Den Internetanteil am Gesamtumsatz wird als Betriebsgeheimnis betrachtet. „Noch einstellig“ sei er, nehme aber kräftig zu. „Wir wollen die Marke als Cross Channel-Anbieter etablieren. Das ist es, was wir besser können als die Wettbewerber.“

Man muss ihr zugutehalten, dass sie bei Roller verhältnismäßig früh damit begonnen haben: Als Höffner vor zwei Jahren seinen digitalen Vertriebskanal eröffnete, feierte der von Roller zehnjähriges Jubiläum.

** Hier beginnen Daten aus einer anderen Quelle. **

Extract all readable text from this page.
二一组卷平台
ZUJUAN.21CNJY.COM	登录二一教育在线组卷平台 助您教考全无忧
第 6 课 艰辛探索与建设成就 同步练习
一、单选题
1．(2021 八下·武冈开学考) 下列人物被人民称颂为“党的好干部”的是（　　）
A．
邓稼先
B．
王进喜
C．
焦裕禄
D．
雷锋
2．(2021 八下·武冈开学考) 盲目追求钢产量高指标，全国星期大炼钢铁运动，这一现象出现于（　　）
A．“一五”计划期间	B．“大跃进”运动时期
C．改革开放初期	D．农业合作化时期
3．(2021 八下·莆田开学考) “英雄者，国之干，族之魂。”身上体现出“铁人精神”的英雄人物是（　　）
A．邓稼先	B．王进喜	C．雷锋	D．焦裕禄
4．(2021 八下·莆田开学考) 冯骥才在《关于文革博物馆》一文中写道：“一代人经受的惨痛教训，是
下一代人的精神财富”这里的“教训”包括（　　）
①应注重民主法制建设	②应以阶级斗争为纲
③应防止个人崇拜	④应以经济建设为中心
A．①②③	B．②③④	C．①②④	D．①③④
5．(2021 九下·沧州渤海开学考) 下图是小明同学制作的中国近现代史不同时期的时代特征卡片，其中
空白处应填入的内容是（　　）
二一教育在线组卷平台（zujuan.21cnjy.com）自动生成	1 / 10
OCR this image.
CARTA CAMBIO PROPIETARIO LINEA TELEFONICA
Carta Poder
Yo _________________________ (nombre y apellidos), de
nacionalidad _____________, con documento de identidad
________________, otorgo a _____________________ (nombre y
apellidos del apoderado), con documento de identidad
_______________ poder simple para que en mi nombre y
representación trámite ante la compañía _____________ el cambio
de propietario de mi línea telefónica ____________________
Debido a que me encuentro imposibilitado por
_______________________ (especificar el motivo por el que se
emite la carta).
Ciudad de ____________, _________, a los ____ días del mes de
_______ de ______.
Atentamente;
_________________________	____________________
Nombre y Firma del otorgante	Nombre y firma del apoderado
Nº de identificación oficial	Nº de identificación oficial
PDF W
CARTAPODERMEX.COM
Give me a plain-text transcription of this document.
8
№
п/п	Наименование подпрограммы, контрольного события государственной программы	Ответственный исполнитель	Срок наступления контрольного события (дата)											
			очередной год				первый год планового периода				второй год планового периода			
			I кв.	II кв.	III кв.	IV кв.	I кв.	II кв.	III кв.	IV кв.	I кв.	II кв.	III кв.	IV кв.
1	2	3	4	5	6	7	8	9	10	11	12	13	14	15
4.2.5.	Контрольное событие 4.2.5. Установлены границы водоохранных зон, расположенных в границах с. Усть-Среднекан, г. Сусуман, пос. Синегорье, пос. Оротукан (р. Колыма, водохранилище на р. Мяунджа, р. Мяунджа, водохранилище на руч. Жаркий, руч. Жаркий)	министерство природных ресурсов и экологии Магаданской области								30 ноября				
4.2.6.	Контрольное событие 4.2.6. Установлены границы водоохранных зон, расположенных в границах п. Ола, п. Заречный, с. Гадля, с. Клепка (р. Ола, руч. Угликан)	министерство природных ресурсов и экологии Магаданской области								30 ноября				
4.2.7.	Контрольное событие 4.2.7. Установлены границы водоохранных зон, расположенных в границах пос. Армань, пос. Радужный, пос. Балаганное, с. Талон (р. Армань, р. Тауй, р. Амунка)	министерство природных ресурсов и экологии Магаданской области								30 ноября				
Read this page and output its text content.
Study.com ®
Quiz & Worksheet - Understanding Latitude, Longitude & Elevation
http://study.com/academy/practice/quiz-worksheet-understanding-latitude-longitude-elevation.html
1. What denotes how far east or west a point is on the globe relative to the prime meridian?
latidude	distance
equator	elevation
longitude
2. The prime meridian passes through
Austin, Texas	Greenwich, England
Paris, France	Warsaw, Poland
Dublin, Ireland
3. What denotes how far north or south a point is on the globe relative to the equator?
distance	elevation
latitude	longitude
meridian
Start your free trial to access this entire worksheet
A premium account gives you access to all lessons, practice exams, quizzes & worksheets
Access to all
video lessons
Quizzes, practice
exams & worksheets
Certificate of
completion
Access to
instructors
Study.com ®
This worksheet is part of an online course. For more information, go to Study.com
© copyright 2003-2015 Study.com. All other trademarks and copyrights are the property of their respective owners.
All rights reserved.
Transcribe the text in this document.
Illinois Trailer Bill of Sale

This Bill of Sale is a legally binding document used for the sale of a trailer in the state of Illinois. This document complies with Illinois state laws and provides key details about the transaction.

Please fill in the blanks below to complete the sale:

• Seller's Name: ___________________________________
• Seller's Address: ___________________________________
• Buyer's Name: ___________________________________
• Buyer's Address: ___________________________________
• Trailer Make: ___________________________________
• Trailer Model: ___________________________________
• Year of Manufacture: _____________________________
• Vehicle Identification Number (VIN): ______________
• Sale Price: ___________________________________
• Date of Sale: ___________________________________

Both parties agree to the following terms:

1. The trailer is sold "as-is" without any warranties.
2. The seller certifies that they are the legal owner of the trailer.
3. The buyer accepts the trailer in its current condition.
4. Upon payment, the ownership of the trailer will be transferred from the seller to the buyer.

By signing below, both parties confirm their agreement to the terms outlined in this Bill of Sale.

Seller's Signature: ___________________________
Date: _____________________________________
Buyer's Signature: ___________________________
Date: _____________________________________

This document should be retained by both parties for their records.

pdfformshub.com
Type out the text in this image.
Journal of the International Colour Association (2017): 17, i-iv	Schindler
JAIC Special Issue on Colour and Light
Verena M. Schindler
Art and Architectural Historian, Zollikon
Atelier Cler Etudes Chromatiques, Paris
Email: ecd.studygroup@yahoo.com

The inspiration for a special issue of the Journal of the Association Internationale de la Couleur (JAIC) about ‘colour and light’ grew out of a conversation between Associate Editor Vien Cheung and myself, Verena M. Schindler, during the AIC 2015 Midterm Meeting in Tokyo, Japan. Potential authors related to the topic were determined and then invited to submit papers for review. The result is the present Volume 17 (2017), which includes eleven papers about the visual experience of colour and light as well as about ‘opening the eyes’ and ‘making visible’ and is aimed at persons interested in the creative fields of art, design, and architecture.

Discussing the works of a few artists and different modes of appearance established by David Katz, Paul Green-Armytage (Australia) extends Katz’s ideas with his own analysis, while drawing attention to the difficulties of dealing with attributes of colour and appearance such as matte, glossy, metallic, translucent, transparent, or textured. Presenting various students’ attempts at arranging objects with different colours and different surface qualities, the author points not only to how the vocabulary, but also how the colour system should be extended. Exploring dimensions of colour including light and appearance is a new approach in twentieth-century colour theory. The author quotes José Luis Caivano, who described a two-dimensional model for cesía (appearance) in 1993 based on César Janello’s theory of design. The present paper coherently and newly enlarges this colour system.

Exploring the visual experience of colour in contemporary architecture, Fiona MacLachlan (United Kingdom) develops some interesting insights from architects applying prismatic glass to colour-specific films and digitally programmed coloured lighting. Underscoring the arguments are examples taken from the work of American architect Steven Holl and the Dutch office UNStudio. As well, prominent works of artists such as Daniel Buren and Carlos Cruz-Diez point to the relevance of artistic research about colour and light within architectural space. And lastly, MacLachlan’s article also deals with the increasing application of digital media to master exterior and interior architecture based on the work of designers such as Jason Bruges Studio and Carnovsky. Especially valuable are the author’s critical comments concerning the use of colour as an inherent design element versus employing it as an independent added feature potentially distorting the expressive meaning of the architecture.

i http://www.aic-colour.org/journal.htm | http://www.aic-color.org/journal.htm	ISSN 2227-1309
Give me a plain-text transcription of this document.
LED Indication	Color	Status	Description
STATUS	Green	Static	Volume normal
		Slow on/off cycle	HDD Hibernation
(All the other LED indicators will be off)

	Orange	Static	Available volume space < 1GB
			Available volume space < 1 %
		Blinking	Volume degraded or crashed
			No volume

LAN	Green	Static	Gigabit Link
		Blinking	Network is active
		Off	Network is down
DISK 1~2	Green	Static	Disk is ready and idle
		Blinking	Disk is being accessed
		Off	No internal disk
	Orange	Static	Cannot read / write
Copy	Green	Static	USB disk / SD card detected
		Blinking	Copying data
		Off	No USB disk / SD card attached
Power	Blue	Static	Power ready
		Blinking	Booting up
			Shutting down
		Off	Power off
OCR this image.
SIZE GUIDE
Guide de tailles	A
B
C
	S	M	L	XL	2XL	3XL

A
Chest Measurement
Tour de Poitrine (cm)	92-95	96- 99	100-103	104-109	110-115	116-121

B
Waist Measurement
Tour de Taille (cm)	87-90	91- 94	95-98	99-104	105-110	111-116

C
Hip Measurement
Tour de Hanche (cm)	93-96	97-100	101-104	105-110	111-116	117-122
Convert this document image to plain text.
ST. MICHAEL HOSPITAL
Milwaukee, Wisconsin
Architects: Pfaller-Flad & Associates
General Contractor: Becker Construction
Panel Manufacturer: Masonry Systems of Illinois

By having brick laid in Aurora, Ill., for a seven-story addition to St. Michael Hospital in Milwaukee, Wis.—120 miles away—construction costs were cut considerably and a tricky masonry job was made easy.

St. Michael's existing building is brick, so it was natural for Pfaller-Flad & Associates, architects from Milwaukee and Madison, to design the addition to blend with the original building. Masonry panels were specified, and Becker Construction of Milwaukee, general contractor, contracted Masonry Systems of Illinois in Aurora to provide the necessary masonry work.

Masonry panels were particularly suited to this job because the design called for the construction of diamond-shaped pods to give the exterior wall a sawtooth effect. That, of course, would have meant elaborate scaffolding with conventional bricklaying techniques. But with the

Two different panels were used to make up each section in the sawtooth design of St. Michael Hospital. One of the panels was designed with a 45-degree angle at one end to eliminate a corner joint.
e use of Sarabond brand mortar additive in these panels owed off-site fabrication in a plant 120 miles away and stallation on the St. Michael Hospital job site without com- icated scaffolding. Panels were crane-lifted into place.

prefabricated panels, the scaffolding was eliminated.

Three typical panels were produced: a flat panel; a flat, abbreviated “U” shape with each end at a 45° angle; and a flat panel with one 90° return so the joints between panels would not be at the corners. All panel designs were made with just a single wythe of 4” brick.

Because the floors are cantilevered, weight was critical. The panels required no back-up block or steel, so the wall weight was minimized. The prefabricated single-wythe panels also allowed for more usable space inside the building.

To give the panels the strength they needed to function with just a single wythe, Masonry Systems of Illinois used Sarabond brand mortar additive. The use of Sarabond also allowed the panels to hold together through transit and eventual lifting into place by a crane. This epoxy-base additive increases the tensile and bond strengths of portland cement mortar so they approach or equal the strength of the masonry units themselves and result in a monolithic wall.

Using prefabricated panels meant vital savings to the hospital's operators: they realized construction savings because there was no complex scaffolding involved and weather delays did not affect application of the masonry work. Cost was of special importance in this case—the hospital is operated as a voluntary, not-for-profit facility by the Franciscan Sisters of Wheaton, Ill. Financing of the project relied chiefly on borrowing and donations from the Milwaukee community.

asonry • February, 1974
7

Und auch wenn Roller sonst an allem spart, wie es sich für einen Rabattierer gehört: Die Ausgaben für TV- und Radiowerbung steigen Jahr für Jahr. Das Unternehmen präsentiert sich in einem guten Zustand, trug kaum einen Kratzer im rauen Wettbewerb davon, geschweige denn innere Verletzungen.

Jüngst hat Tessa Tessner hinter dem alten ein neues Roller-Verwaltungsgebäude seiner Bestimmung übergeben. Es bietet Platz für 100 Mitarbeiter; insgesamt beschäftigt das Unternehmen nun mehr als 7.000 Leute.

Nach dem Treffen mit BILANZ schwenkt Tessner den Firmenwagen, einen schwarzen „BMW X6“, vom Parkplatz der Roller-Zentrale auf die Willy-Brandt-Allee. Die Auffahrt ist eine Einbahnstraße. Aber sie hat keine Zeit, erst um das Gebäude herumzugurken. Es muss schnell gehen. Dann gibt sie Gas. Aber nicht Vollgas.